Şimdi gelelim meseleye. Türkiye Cumhuriyeti diye kendisini adlandıran terörist devlet, “Kürt” ve ya “Kürt Sorunu” denildiğinde hemen “eşkıya, bölücü, terörist” eskilerden ise “şaki” deyi veriyordu.
“Ya sen devletsin, bak, bu halkın yani-Kürt halkının-şöyle sıkıntıları var” dendiğinde “terörist görüşler, Türklüğe hakaret, bölücülük yapılıyor” diye tutturuyorlar. Ya kardaş kim sana hakaret ediyor, ya kim ülkeyi bölüyor-kaldı ki bu topraklar ezelden beri atalarımızın, halis ve muhlis Kürt memleketi ve onların yaşadıkları topraklardır-ve senin ne zaman ve nasıl işgal ettiğin ve kana buladığın tarihi belgelerle senin arşivinde. Kimsenin bölelim diye öyle bir görüş ve niyeti de yok. Sadece bu topraklarda yaşayan bu halkın-yani Kürt halkının-yaşadıkları; özgürlük, eşitlik, siyasal, örgütsel, kimlik, dil, ekonomik, sağlık, güvenlik, eğitim ve tabii ki geri bırakılmışlık gibi bir sürü sorunu var. Bunları nedeni sensin, hem yaratan sensin, hem de bunların devam ettirilmesinde ısrar eden sensin. O zaman bu soruna, yani Kürt Sorunu’na bir isim takmak gerekmez mi? Gerekir değil mi? O zaman nedir bu Ördek Ali numaraları? O kadar mı kendinden kuşkulanıyorsun? O kadar mı kirlerin var? O kadar mı güvensizsin kendine? O kadar mı toplum dışısın? Ya da gerçekten çok mu gizlediklerin var? Yani senin bilip de bizim bilmediklerimiz mi var acaba?

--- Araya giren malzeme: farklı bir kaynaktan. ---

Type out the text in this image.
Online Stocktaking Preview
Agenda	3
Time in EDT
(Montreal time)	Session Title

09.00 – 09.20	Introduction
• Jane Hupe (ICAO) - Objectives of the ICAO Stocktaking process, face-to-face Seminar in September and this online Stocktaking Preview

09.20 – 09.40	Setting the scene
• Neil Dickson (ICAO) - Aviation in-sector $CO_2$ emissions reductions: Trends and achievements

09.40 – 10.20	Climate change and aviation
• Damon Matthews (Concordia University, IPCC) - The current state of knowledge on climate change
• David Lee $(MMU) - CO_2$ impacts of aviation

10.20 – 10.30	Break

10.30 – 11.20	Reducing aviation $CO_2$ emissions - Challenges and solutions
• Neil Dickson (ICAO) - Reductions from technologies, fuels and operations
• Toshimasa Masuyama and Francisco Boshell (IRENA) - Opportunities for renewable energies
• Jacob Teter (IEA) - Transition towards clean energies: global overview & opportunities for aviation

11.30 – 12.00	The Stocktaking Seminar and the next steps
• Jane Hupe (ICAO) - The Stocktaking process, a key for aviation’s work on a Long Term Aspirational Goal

Türkiye cumhuriyeti devleti diye bilinen bu terörist devletin de sakladıkları ve yaptıkları vardır. Yani öyle derine işlemiş ki biz “Kürt, Kürt Sorunu, Kürdün hakları” dediğimizde hemen aklına ilk gelen “eşkıya, şaki, bölücü, anarşist” ve yeni moda deyimle de “terörist” deyi veriyor.
Değerli aydın ve Türk kemalistti Baskın Oran “Merhaba 1938” başlıklı makalesinde belgeler sunuyor. Şeyh Sait isyanında o kadar vahşet uygulayan Terörist Devlet, Kürdistan’ın başka sahalarında isyanların çıkmasına afallanıyor. Çünkü o kadar insanlık dışı uygulamalar var ki, aklı olanlar akıllarını başlarına alarak bir daha ayaklanmazlar. Mantık bu.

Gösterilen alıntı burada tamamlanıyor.